Archive for September 9th, 2007
Can we hear Music in Space?
On the topic of Sound, Vibration, and where these things occur, I received a thoughtful and thought-provoking comment from reader mrgnome on my post Singing DNA and the B-flat in Space. By the time I’d answered his comment with one of my own, I had enough material for a whole new post, so I hope my friend does not mind being the cause of even more opining from me!
Here is his comment, and my response:
“Hmm, sound implies that there is air (or a gas), without air there can be no sound. To that extent vibration is not sound, but sound is an effect of vibration in air, perceived by our auditory system. The sound experience is just created by our brain if we really think about it. It’s just our perception of changes in air pressure. If we try to play tuba in space nothing is heard.
True, waves from any vibration can be transformed into air-waves (within some limits), and hence give us the perception of sound. But the matter->vibration->sound=”we are sound” isn’t really true in that direct sense.
Do you see where I’m coming from here?”
mrgnome, I do get what you’re saying. You are, as always, wise and discriminating, and you make me think. In order to do justice to your comment, I looked up the definition of “sound”, and referred back to the article I had linked to in the original post. From a purely mechanical science point of view, you are indeed correct, and many would be content to leave it at that, but not me! While researching, I looked at the wikipedia article on Sound. While wiki isn’t the definitive source for all information in the cosmos, I often find it a useful place to start. Here’s what they say:
“Sound is a disturbance of mechanical energy that propagates through matter as a wave.”
So far, so good. They further explain, though: “…scientists and engineers use a wider definition of sound that includes low and high frequency vibrations in the air that cannot be heard by humans, and vibrations that travel through all forms of matter, gases, liquids, solids and plasmas.”
It’s that last word, “plasmas”, that caused me to look further. In a table listing kinds of plasmas, the following are listed under Space and Astrophysical Plasmas:
The Sun and other stars; The solar wind; The interplanetary medium (the space between the planets); The Intergalactic medium (the space between galaxies); The lo-Jupiter flux-tube; Accretion discs; Interstellar nebulae.
OK, with all that going on in space, it doesn’t seem to be the total “vacuum” many of us were taught to believe. Certainly if you played your tuba in space, I wouldn’t be able to hear it (too bad!), but, apparently, the sound could be recorded with an incredibly sensitive microphone, and then manipulated with audio equipment into something we could hear. Granted, the result would only be an approximation of what your tuba actually “sounded” like, out there. The article I referred to from Space.com says:
“Space, though not as efficient [as air], can also serve as a medium. If a brave and clever astronaut could safely remove her helmet and shout into the cosmos, her voice would carry. We wouldn’t be able to hear the sound because our ears aren’t sensitive enough…”
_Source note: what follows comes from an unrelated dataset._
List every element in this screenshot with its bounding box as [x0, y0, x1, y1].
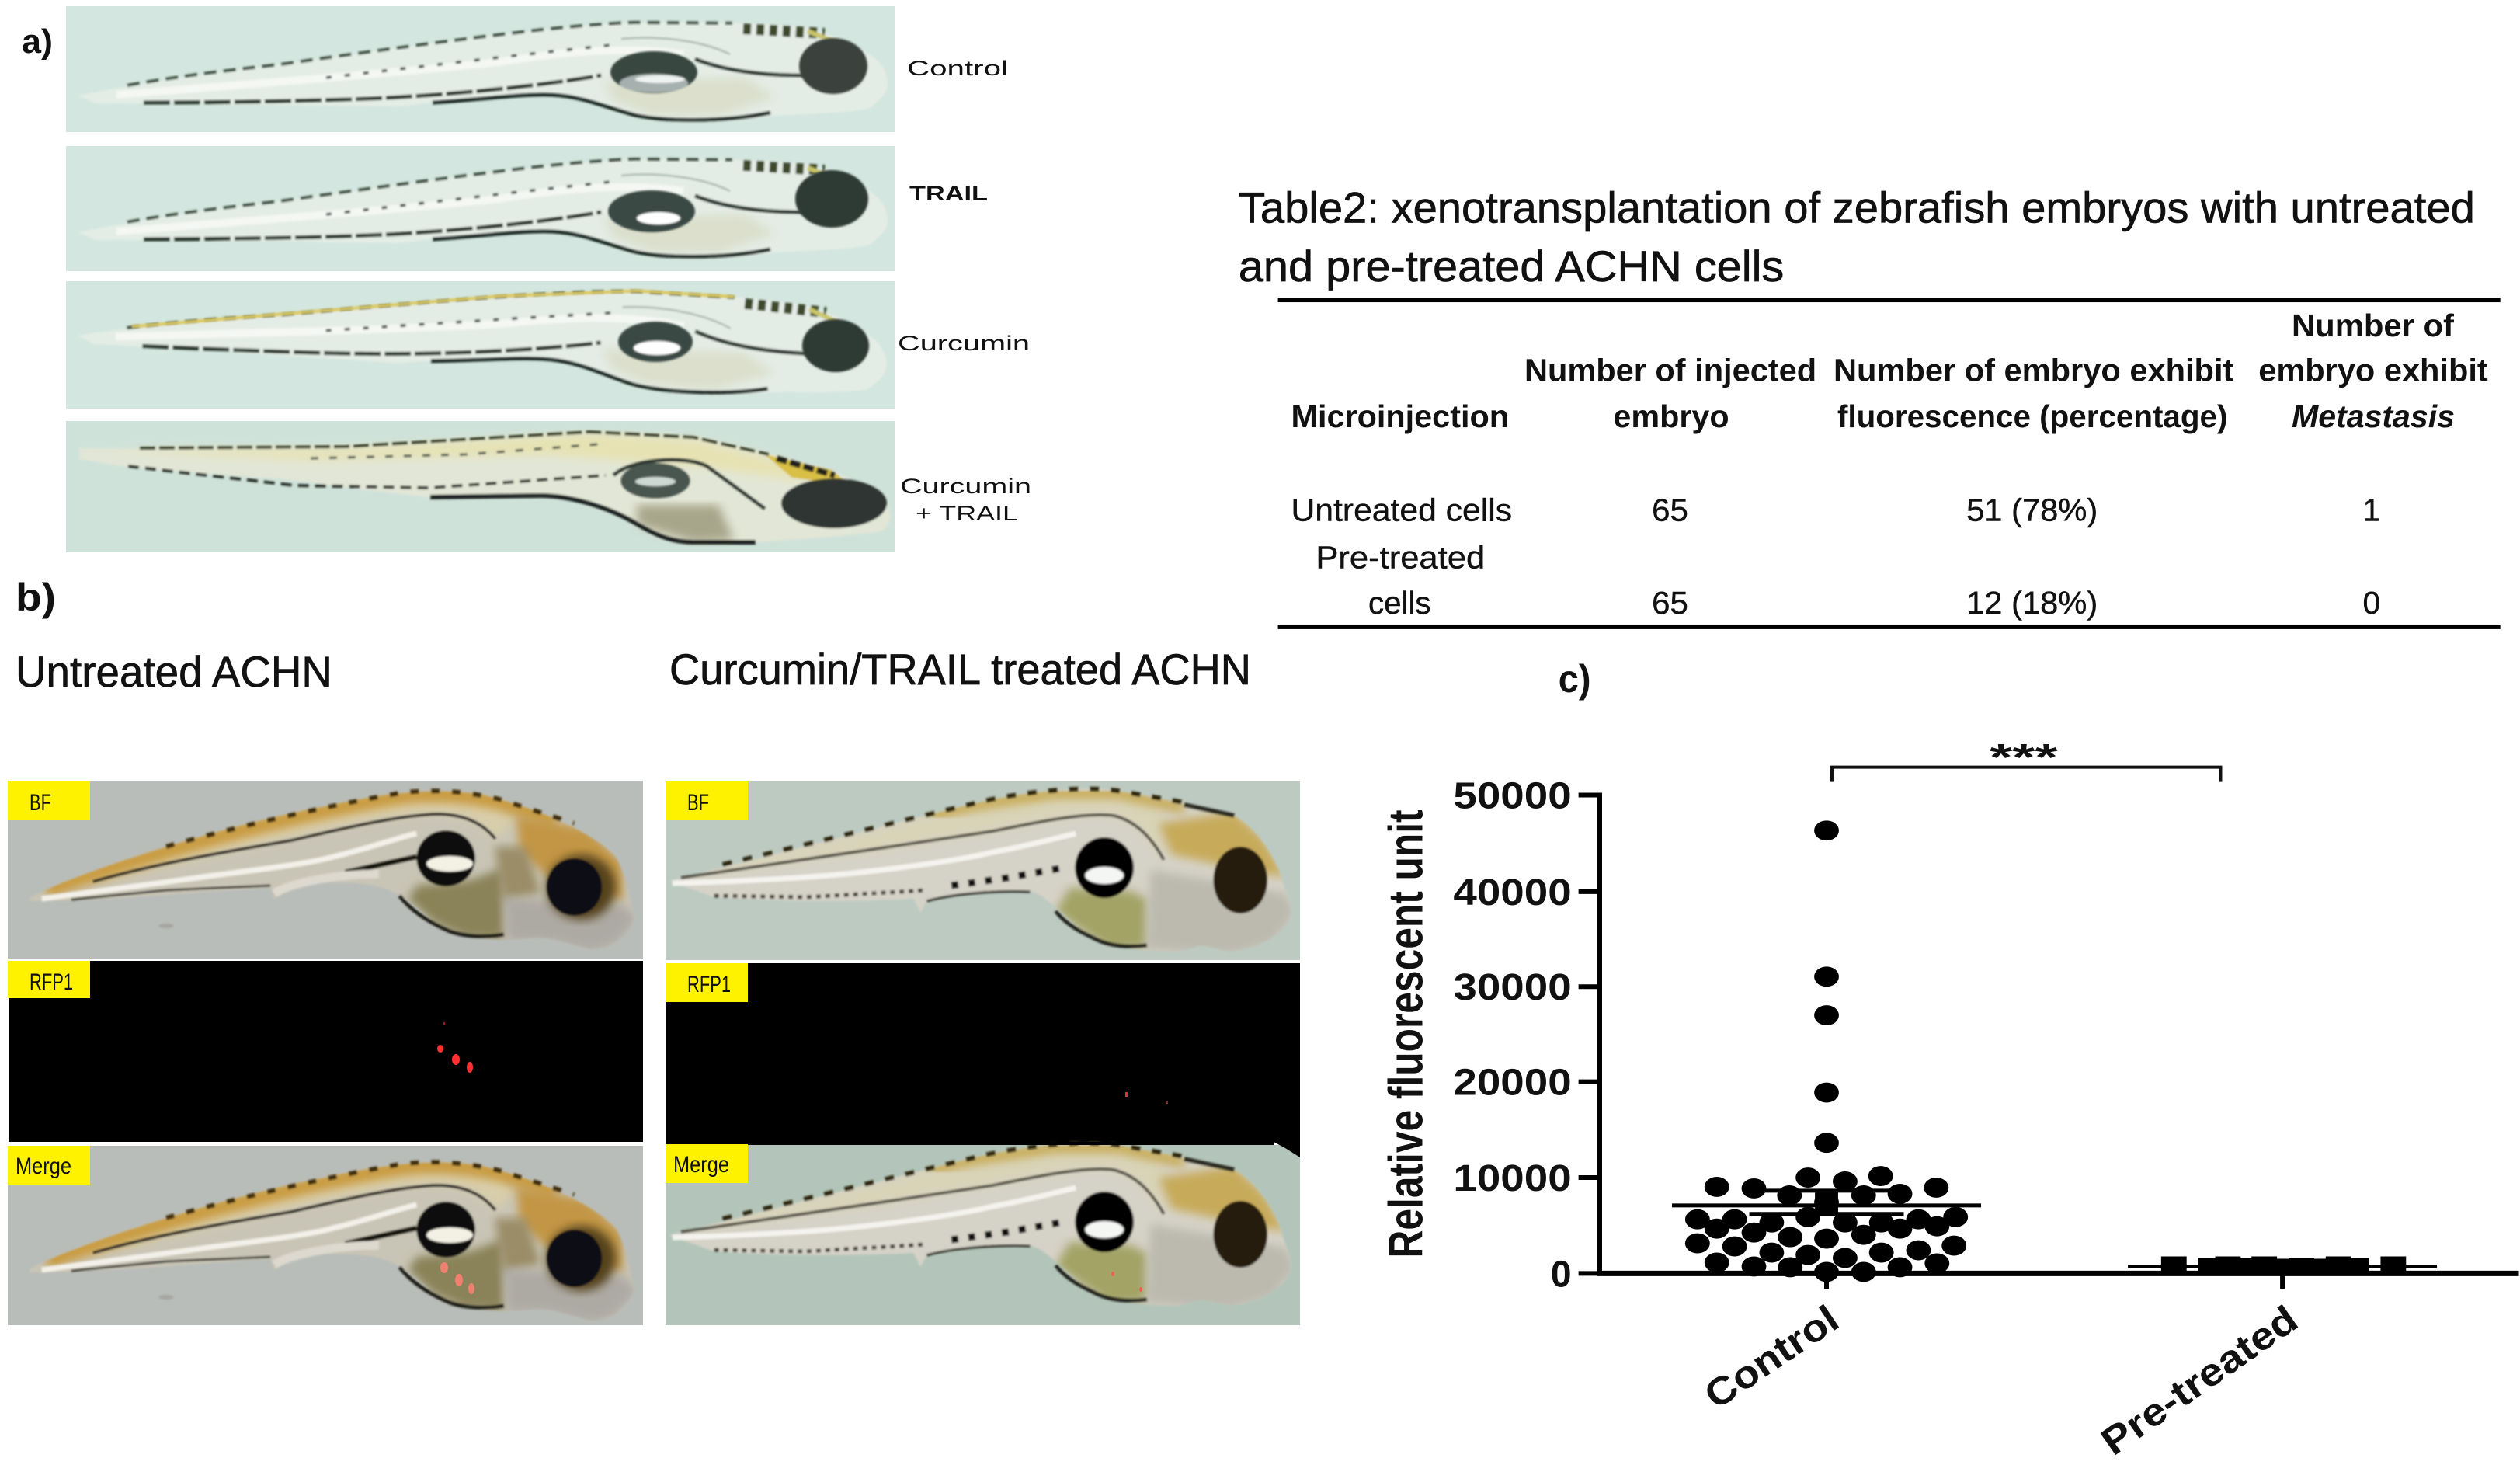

—Yes, but that doesn’t mean the sound is not there! The question of how it is interpreted gets reverted back to a philosophical issue, in my opinion. The old koan, “If a tree falls in a forest, and no one is there to hear it, does it make a sound?” comes to mind. The notion that “we are sound”–well, I grant you I’m taking some poetic license there. I extrapolated from theoretical physics that matter is not dense, (whether or not I myself am ‘dense’ is another question), but made up of vibrating particles, and that the structure underlying all matter is mostly empty space. (There’s that word ‘space’, again). I could as easily have said, “we are music”–which many musicians, including me, intuitively feel. But again, that falls to philosophers or poets to decide. I’m just not sure, as I’ve expressed elsewhere on this site, that there is as much distinction between science, and philosophy, and the arts, as we’re led to believe.
I find myself asking how much or little accumulated matter we need to transmit vibration. Where does vibration originate if not from matter, and where does it go? If those are at all valid questions, could it be from/to consciousness itself? I feel yet another post coming on.
Thanks much, mrgnome, for encouraging this inquiry. I look forward to more.